Betting behavior further highlights the importance of run length as predicted by the drift model. On average, bet amounts were positively correlated with run length (mean r = .07, CI95 from .05 to .1). This correlation was higher for individuals characterized by a steeper slope (|β|) in the drift model (r = .35, CI95 from .02 to .59). Thus, people who were more likely to change their prediction policy contingent on run length did so with higher confidence as run lengths increased.

Discussion

We assessed participants’ choices in a prediction task with binary outcomes and compared two models of prediction strategies using hierarchical Bayesian techniques. Two important findings were obtained. First, prediction behavior was subject to considerable individual differences and included strategies that were not apparent in the averaged group data. Second, run length influenced the predictions of some, but not all, participants.

The group-level results of both models showed that predictions were characterized by positive recency—that is, the tendency to choose the outcome that had won on the last trial. This result is in line with previous work on outcome predictions (Scheibehenne, Wilke, & Todd, 2011) and the perception of random sequences (Falk & Konold, 1997), and it seems plausible, given that on average the presented sequences were in fact slightly streaky. However, on the individual level, negative recency and indifference to previous outcomes were also observed. Similarly, although no significant influence of run length was observed on the group level, individual-level parameter estimates revealed that about a third of the participants did take run length into account. These participants were described better by the drift model than by the stationary model. Furthermore, several different prediction strategies were observed for these participants. Mostly, an initial propensity for either positive or negative recency became stronger as runs increased (see also Barron & Leider, 2010, and Croson & Sundali, 2005), and this pattern was accompanied by higher bets for long runs. In another subgroup of participants, an initial propensity for positive recency decreased with run length, leading to the co-occurrence of both positive and negative recencies, a pattern previously observed at the group level by Jarvik (1951).

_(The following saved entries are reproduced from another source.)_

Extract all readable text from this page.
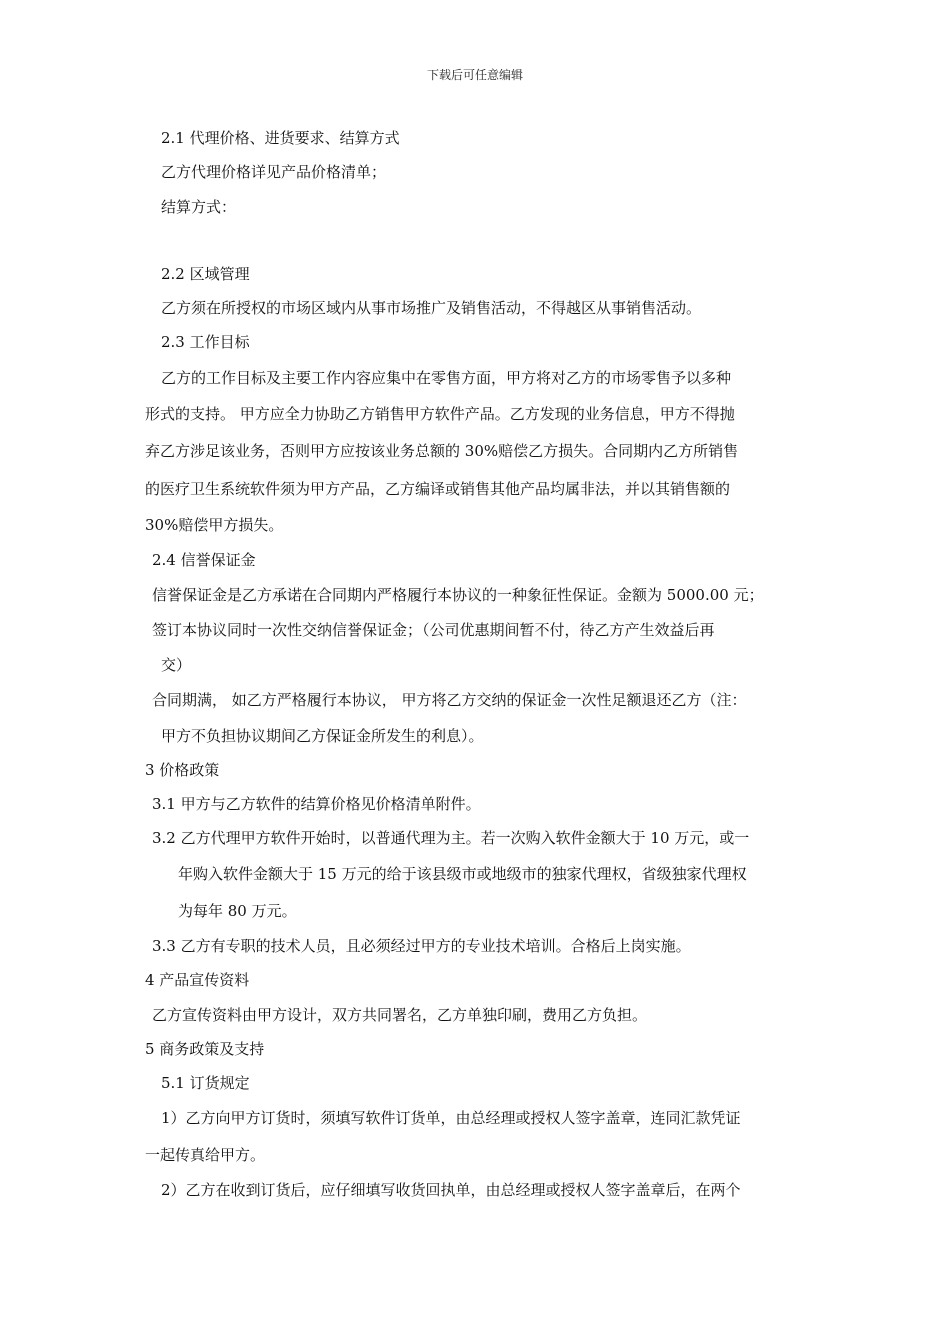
下载后可任意编辑
2.1 代理价格、进货要求、结算方式
乙方代理价格详见产品价格清单；
结算方式：
2.2 区域管理
乙方须在所授权的市场区域内从事市场推广及销售活动，不得越区从事销售活动。
2.3 工作目标
乙方的工作目标及主要工作内容应集中在零售方面，甲方将对乙方的市场零售予以多种
形式的支持。 甲方应全力协助乙方销售甲方软件产品。乙方发现的业务信息，甲方不得抛
弃乙方涉足该业务，否则甲方应按该业务总额的 30%赔偿乙方损失。合同期内乙方所销售
的医疗卫生系统软件须为甲方产品，乙方编译或销售其他产品均属非法，并以其销售额的
30%赔偿甲方损失。
2.4 信誉保证金
信誉保证金是乙方承诺在合同期内严格履行本协议的一种象征性保证。金额为 5000.00 元；
签订本协议同时一次性交纳信誉保证金；（公司优惠期间暂不付，待乙方产生效益后再
交）
合同期满， 如乙方严格履行本协议， 甲方将乙方交纳的保证金一次性足额退还乙方（注：
甲方不负担协议期间乙方保证金所发生的利息）。
3 价格政策
3.1 甲方与乙方软件的结算价格见价格清单附件。
3.2 乙方代理甲方软件开始时，以普通代理为主。若一次购入软件金额大于 10 万元，或一
年购入软件金额大于 15 万元的给于该县级市或地级市的独家代理权，省级独家代理权
为每年 80 万元。
3.3 乙方有专职的技术人员，且必须经过甲方的专业技术培训。合格后上岗实施。
4 产品宣传资料
乙方宣传资料由甲方设计，双方共同署名，乙方单独印刷，费用乙方负担。
5 商务政策及支持
5.1 订货规定
1）乙方向甲方订货时，须填写软件订货单，由总经理或授权人签字盖章，连同汇款凭证
一起传真给甲方。
2）乙方在收到订货后，应仔细填写收货回执单，由总经理或授权人签字盖章后，在两个
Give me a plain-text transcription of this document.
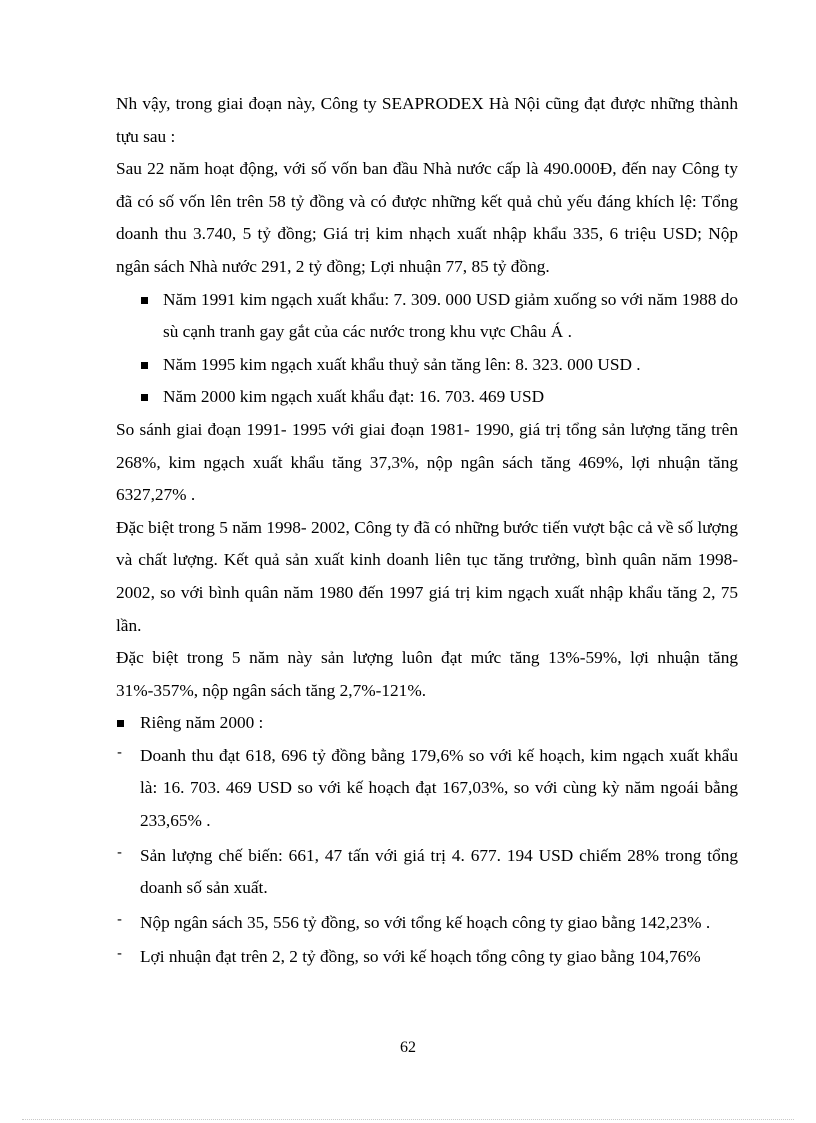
Nh vậy, trong giai đoạn này, Công ty SEAPRODEX Hà Nội cũng đạt được những thành tựu sau :

Sau 22 năm hoạt động, với số vốn ban đầu Nhà nước cấp là 490.000Đ, đến nay Công ty đã có số vốn lên trên 58 tỷ đồng và có được những kết quả chủ yếu đáng khích lệ: Tổng doanh thu 3.740, 5 tỷ đồng; Giá trị kim nhạch xuất nhập khẩu 335, 6 triệu USD; Nộp ngân sách Nhà nước 291, 2 tỷ đồng; Lợi nhuận 77, 85 tỷ đồng.

Năm 1991 kim ngạch xuất khẩu: 7. 309. 000 USD giảm xuống so với năm 1988 do sù cạnh tranh gay gắt của các nước trong khu vực Châu Á .
Năm 1995 kim ngạch xuất khẩu thuỷ sản tăng lên: 8. 323. 000 USD .
Năm 2000 kim ngạch xuất khẩu đạt: 16. 703. 469 USD

So sánh giai đoạn 1991- 1995 với giai đoạn 1981- 1990, giá trị tổng sản lượng tăng trên 268%, kim ngạch xuất khẩu tăng 37,3%, nộp ngân sách tăng 469%, lợi nhuận tăng 6327,27% .

Đặc biệt trong 5 năm 1998- 2002, Công ty đã có những bước tiến vượt bậc cả về số lượng và chất lượng. Kết quả sản xuất kinh doanh liên tục tăng trưởng, bình quân năm 1998- 2002, so với bình quân năm 1980 đến 1997 giá trị kim ngạch xuất nhập khẩu tăng 2, 75 lần.

Đặc biệt trong 5 năm này sản lượng luôn đạt mức tăng 13%-59%, lợi nhuận tăng 31%-357%, nộp ngân sách tăng 2,7%-121%.

Riêng năm 2000 :
- Doanh thu đạt 618, 696 tỷ đồng bằng 179,6% so với kế hoạch, kim ngạch xuất khẩu là: 16. 703. 469 USD so với kế hoạch đạt 167,03%, so với cùng kỳ năm ngoái bằng 233,65% .
- Sản lượng chế biến: 661, 47 tấn với giá trị 4. 677. 194 USD chiếm 28% trong tổng doanh số sản xuất.
- Nộp ngân sách 35, 556 tỷ đồng, so với tổng kế hoạch công ty giao bằng 142,23% .
- Lợi nhuận đạt trên 2, 2 tỷ đồng, so với kế hoạch tổng công ty giao bằng 104,76%
62
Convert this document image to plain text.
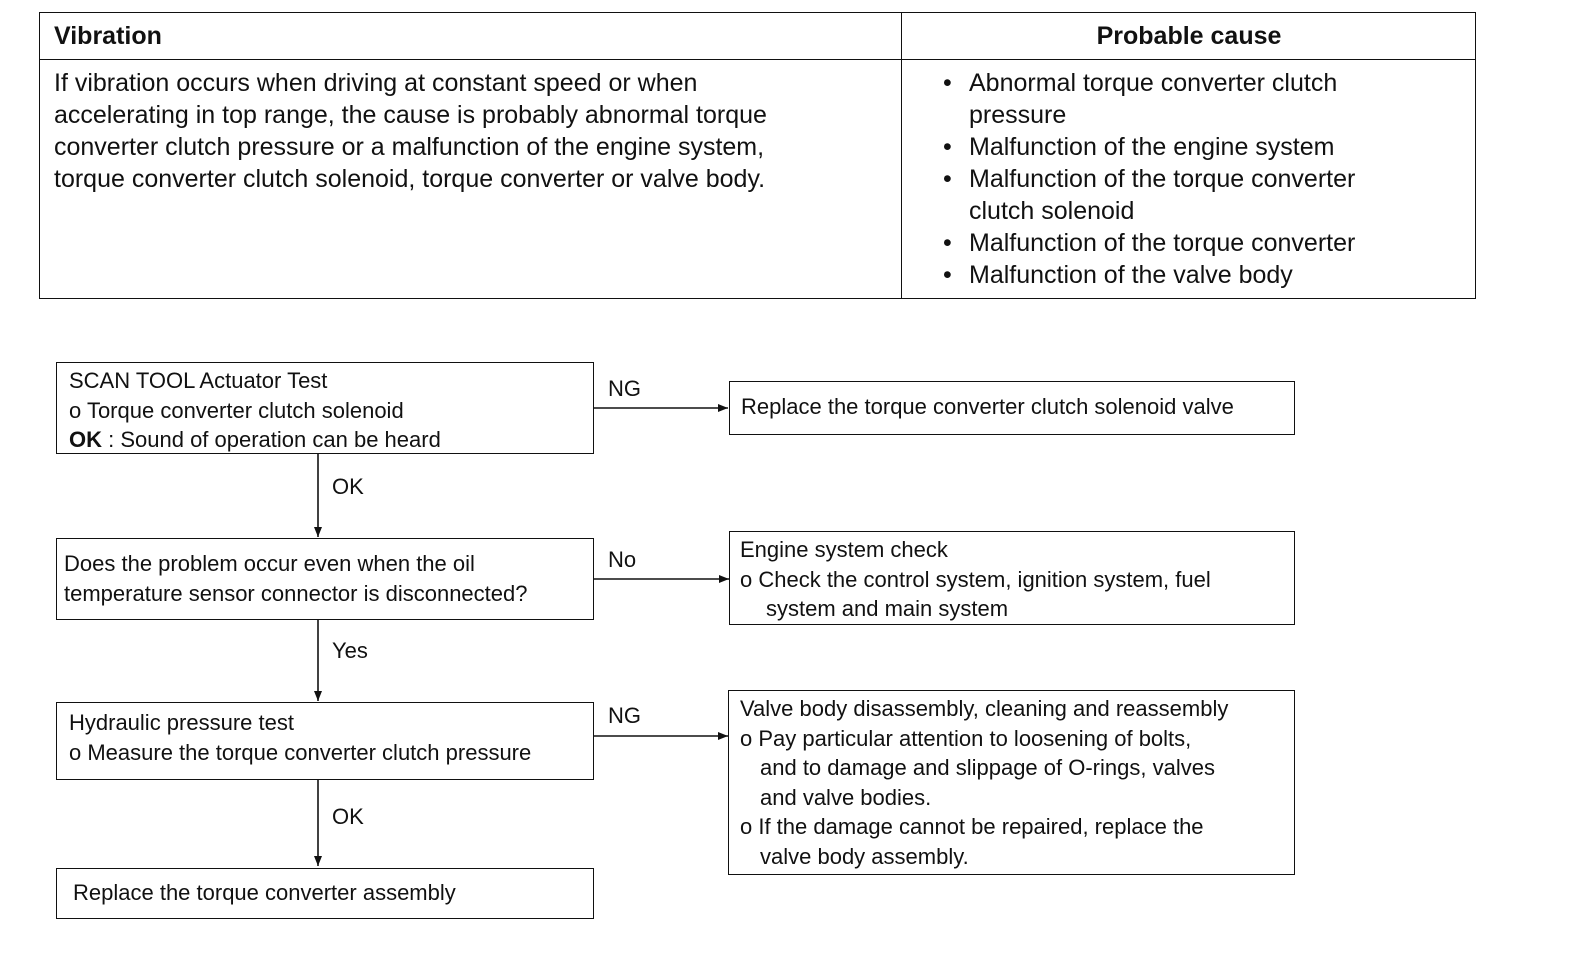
Vibration	Probable cause
If vibration occurs when driving at constant speed or when
accelerating in top range, the cause is probably abnormal torque
converter clutch pressure or a malfunction of the engine system,
torque converter clutch solenoid, torque converter or valve body.
• Abnormal torque converter clutch
pressure
• Malfunction of the engine system
• Malfunction of the torque converter
clutch solenoid
• Malfunction of the torque converter
• Malfunction of the valve body
SCAN TOOL Actuator Test
o Torque converter clutch solenoid
OK : Sound of operation can be heard
Replace the torque converter clutch solenoid valve
Does the problem occur even when the oil
temperature sensor connector is disconnected?
Engine system check
o Check the control system, ignition system, fuel
system and main system
Hydraulic pressure test
o Measure the torque converter clutch pressure
Valve body disassembly, cleaning and reassembly
o Pay particular attention to loosening of bolts,
and to damage and slippage of O-rings, valves
and valve bodies.
o If the damage cannot be repaired, replace the
valve body assembly.
Replace the torque converter assembly
NG
OK
No
Yes
NG
OK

In conclusion, our analyses revealed that prediction strategies varied across participants. Such variance has previously been found in a real-life investigation of roulette play (Sundali & Croson, 2006), but laboratory studies on sequential effects in outcome predictions have largely focused on group-averaged data. Our results clearly highlight the importance of considering individual-level data, and suggest that some of the inconsistency about the nature of run length effects in previous studies might be explained by variance at the individual level.

Advantage of Bayesian techniques

Our results demonstrate that the application of hierarchical Bayesian model techniques provides a fruitful framework to quantify and test peoples’ prediction strategies by taking both individual- and group-level data into account. The approach yielded exact and easily interpretable estimates for all model parameters and allowed for a rigorous model comparison taking model complexity into account (Lee, 2011; Scheibehenne, Rieskamp, & Wagenmakers, 2013). This advantage might become even more important when testing possible extensions of the drift model in future research that would allow for more complex functional relationships between run length and recency, such as curvilinear trends, step functions, or concave trajectories (Altmann & Burns, 2005; Carlson & Shu, 2007). Likewise, the ability to account for individual differences would allow for testing various differential influences on prediction strategies, such as age (Castel, Drolet Rossi, & McGillivray, 2012) or personality (Friedland, 1998).